Une des épidémies [..] les plus sévères jamais rencontrées...

La maladie à virus Ebola est connue depuis 1976, date à laquelle elle a été observée pour la première fois en République démocratique du Congo (ex-Zaïre) à proximité de la rivière éponyme. A l’époque, une équipe médicale internationale parvient à identifier le virus, jusque-là inconnu, et à stopper sa propagation. Le virus Ebola provoque une maladie aiguë, très grave et souvent mortelle : le taux moyen de létalité, c’est-à-dire la proportion de décès parmi les personnes malades peut atteindre 50%.

Cette première flambée, qui sévit dans des zones rurales et peu peuplées, fait 318 morts au Zaïre et 284 au sud du Soudan. Entre 1976 et 2013, Ebola ne disparait pas complètement. Le virus est contagieux et n’a pas de traitement connu. Des épisodes épidémiques frappent régulièrement les populations d’Afrique centrale.

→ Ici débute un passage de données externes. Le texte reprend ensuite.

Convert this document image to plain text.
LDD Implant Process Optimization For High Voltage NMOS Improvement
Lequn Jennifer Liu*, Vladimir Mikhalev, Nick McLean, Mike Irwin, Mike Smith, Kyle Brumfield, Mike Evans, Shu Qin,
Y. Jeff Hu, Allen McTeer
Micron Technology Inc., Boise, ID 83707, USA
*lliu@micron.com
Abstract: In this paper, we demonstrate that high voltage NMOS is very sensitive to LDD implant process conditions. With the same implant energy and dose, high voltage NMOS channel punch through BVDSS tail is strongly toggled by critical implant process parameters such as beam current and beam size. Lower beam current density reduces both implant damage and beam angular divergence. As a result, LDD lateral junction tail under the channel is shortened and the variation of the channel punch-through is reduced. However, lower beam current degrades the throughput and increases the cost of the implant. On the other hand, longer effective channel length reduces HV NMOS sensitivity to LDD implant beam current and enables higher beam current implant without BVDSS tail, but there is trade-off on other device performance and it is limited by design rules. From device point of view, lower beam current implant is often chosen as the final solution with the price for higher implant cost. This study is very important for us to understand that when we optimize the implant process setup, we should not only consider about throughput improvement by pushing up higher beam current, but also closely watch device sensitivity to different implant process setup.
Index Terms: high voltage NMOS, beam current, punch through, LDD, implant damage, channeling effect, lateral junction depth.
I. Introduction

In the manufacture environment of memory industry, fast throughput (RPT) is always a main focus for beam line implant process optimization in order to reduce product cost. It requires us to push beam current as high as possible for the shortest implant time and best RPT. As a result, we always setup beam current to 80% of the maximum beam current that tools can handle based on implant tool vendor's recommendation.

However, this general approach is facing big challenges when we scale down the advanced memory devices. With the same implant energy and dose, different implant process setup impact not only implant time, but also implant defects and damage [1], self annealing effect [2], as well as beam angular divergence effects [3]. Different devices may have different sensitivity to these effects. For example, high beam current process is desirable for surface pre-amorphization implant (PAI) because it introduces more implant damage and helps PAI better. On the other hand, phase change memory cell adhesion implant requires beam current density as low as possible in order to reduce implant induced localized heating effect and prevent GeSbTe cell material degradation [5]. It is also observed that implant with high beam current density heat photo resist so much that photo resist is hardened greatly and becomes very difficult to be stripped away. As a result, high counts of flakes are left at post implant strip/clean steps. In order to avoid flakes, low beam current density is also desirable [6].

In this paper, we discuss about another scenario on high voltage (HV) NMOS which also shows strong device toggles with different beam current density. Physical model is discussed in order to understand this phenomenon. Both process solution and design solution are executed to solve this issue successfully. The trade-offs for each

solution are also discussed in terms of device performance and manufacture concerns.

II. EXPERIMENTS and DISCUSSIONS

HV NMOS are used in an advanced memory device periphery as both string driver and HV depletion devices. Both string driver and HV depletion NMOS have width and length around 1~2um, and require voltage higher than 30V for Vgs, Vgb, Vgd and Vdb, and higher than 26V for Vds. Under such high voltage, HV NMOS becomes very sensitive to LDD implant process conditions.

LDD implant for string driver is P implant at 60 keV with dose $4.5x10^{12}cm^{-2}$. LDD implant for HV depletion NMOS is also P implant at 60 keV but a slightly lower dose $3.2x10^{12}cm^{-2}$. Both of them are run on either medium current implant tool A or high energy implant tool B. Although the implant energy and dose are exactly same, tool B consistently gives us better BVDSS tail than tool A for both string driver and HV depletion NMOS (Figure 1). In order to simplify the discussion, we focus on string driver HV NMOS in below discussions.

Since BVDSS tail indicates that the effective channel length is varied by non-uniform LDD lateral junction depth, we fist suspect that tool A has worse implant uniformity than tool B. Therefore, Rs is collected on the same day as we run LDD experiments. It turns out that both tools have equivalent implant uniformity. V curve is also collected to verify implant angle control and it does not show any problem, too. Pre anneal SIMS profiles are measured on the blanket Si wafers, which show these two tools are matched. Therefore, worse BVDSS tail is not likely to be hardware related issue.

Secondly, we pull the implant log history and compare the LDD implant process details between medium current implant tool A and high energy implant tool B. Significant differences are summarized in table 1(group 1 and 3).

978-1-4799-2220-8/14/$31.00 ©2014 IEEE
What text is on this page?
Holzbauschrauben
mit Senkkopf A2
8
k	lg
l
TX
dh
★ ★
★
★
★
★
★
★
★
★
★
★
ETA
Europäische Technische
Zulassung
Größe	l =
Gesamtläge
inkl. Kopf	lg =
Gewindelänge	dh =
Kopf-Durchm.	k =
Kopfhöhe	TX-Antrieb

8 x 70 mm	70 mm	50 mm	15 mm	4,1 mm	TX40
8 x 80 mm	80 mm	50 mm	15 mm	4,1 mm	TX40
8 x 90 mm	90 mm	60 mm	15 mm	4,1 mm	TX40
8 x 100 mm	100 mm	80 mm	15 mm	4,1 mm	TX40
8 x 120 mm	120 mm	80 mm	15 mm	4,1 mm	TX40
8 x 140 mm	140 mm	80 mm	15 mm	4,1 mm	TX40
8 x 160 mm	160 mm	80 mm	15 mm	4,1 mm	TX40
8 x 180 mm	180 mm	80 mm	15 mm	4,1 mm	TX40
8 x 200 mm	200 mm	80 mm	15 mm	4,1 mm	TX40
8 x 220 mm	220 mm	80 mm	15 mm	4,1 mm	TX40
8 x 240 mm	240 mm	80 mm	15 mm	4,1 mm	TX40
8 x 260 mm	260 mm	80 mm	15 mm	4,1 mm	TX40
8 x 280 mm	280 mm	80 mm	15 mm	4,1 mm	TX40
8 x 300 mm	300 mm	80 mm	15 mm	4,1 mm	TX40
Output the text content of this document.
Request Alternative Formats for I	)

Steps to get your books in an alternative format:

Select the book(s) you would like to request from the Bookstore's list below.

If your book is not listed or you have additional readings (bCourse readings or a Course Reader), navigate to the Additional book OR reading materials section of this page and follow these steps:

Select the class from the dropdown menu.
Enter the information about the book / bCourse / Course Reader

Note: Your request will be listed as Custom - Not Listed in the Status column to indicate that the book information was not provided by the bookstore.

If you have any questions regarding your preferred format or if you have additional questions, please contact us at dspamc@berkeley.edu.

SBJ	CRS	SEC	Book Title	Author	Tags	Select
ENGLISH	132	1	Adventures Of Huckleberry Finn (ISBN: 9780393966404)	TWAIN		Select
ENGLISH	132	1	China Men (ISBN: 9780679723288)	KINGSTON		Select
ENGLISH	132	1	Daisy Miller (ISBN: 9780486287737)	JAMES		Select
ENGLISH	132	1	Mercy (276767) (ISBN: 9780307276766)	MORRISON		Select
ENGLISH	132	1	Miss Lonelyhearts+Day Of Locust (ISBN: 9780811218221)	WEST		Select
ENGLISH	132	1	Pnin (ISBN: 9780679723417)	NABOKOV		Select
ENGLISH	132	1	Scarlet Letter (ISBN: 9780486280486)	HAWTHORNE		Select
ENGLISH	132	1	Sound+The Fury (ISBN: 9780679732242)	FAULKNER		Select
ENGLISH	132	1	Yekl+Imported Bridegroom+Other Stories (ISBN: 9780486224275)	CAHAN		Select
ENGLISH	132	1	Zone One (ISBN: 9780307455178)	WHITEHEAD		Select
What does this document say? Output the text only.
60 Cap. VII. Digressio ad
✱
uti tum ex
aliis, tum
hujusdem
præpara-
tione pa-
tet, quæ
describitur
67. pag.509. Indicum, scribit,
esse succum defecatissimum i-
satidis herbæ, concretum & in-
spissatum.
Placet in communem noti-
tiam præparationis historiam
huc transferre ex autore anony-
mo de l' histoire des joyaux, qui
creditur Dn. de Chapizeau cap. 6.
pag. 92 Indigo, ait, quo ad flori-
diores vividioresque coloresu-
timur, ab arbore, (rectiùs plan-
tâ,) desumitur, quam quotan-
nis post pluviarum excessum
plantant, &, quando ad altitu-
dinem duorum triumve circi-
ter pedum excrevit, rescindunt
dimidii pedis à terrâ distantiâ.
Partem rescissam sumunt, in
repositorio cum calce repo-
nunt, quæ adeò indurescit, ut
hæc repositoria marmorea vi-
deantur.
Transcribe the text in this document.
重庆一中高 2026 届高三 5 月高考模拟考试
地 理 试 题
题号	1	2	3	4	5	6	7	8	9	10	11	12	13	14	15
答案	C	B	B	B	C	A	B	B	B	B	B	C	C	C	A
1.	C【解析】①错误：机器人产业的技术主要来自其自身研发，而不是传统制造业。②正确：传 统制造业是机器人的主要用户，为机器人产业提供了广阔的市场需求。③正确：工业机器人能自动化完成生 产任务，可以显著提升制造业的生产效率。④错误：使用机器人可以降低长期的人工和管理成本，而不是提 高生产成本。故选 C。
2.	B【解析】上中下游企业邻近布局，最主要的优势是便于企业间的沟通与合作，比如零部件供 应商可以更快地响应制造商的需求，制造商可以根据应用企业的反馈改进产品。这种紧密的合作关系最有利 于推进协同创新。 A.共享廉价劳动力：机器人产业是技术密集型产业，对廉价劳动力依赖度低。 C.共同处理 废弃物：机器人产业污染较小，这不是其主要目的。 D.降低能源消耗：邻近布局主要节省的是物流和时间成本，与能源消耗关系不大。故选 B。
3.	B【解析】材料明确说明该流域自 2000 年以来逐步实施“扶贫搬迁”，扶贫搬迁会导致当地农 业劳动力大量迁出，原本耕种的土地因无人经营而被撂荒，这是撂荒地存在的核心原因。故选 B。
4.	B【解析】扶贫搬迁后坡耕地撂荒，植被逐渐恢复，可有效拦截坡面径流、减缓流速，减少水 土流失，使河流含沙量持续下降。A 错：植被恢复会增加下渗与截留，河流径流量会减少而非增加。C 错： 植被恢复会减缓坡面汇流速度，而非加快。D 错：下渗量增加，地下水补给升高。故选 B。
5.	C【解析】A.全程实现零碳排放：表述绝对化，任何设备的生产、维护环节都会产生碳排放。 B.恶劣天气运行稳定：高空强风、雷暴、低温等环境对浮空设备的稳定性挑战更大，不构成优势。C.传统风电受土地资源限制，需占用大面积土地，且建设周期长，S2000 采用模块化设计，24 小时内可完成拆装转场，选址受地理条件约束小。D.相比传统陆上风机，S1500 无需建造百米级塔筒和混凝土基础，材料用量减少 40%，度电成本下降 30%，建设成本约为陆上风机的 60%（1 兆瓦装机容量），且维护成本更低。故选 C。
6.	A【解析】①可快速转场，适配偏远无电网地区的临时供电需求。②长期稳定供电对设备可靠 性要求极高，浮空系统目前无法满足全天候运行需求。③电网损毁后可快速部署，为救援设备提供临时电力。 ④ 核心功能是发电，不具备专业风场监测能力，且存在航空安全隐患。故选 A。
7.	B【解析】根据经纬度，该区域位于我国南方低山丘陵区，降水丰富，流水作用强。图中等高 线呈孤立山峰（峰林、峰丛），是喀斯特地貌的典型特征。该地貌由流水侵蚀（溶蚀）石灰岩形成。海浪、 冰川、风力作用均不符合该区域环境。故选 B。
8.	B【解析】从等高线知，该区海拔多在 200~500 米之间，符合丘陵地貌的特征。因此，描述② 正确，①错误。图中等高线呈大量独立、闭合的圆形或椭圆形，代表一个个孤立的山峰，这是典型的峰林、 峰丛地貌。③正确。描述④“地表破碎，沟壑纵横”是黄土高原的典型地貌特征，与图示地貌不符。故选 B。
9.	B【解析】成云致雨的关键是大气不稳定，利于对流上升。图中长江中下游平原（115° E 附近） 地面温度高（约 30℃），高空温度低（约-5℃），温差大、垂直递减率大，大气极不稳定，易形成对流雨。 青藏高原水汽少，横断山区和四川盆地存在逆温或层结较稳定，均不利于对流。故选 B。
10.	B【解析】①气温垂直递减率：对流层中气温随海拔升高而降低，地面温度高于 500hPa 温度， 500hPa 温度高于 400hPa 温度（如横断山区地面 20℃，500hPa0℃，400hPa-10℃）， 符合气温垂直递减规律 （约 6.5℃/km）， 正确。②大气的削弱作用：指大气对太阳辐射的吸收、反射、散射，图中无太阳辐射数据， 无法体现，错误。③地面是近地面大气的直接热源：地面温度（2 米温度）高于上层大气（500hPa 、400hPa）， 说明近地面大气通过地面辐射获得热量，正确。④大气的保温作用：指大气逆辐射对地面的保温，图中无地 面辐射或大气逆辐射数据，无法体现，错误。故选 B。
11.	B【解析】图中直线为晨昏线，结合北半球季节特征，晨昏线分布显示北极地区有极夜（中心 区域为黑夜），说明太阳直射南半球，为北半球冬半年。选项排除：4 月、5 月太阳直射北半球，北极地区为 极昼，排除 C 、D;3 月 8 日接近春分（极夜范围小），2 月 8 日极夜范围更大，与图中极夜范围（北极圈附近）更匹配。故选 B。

En décembre 2013, le virus ressurgit au sud-est de la Guinée. Entre 2013 et 2015, il contamine plus de 28 000 personnes, en tuant plus de 11 000, majoritairement en Guinée, au Liberia et en Sierra Leone mais aussi au Nigeria, au Sénégal et au Mali. C’est la première fois que des cas d’infection par le virus Ebola sont rapportés en Afrique de l’Ouest.

Le défi des grandes épidémies

Mobilisation contre le virus

L’aide internationale se met en place, sous l’égide des autorités locales et de l’Organisation mondiale de la Santé. La France organise un dispositif d’aide vers la Guinée avec qui elle entretient des liens historiques, tandis que les États-Unis concentrent leur action sur le Liberia et le Royaume-Uni sur la Sierra Leone. Le soutien de la France représente une part importante de toute l’aide internationale reçue par le pays.

Le 20 octobre 2014, le Premier ministre met en place une Task Force interministérielle Ebola pour assurer le pilotage et le suivi de l’engagement de la France. Elle s’appuie sur les ressources des ministères des Affaires étrangères, de la Santé, de l’Intérieur, de la Défense et de l’Enseignement supérieur et de la Recherche. C’est le Quai d’Orsay qui coordonne l’action internationale et le CDCS fournit l’appui logistique nécessaire à cette Task Force.

Pour juguler cette maladie, il faut déployer des centres de traitement au plus proche des personnes infectées, mais aussi former les personnels soignants à ce risque spécifique ainsi qu’aux comportements de prévention à adopter. Pour encourager les équipes médicales à venir lutter contre l’épidémie, leur prise en charge médicale, en cas de contamination, est garantie. Enfin, le dispositif comprend un important volet de prévention afin d’informer les populations sur les modes de transmission et les gestes de prévention, essentiels pour stopper le virus.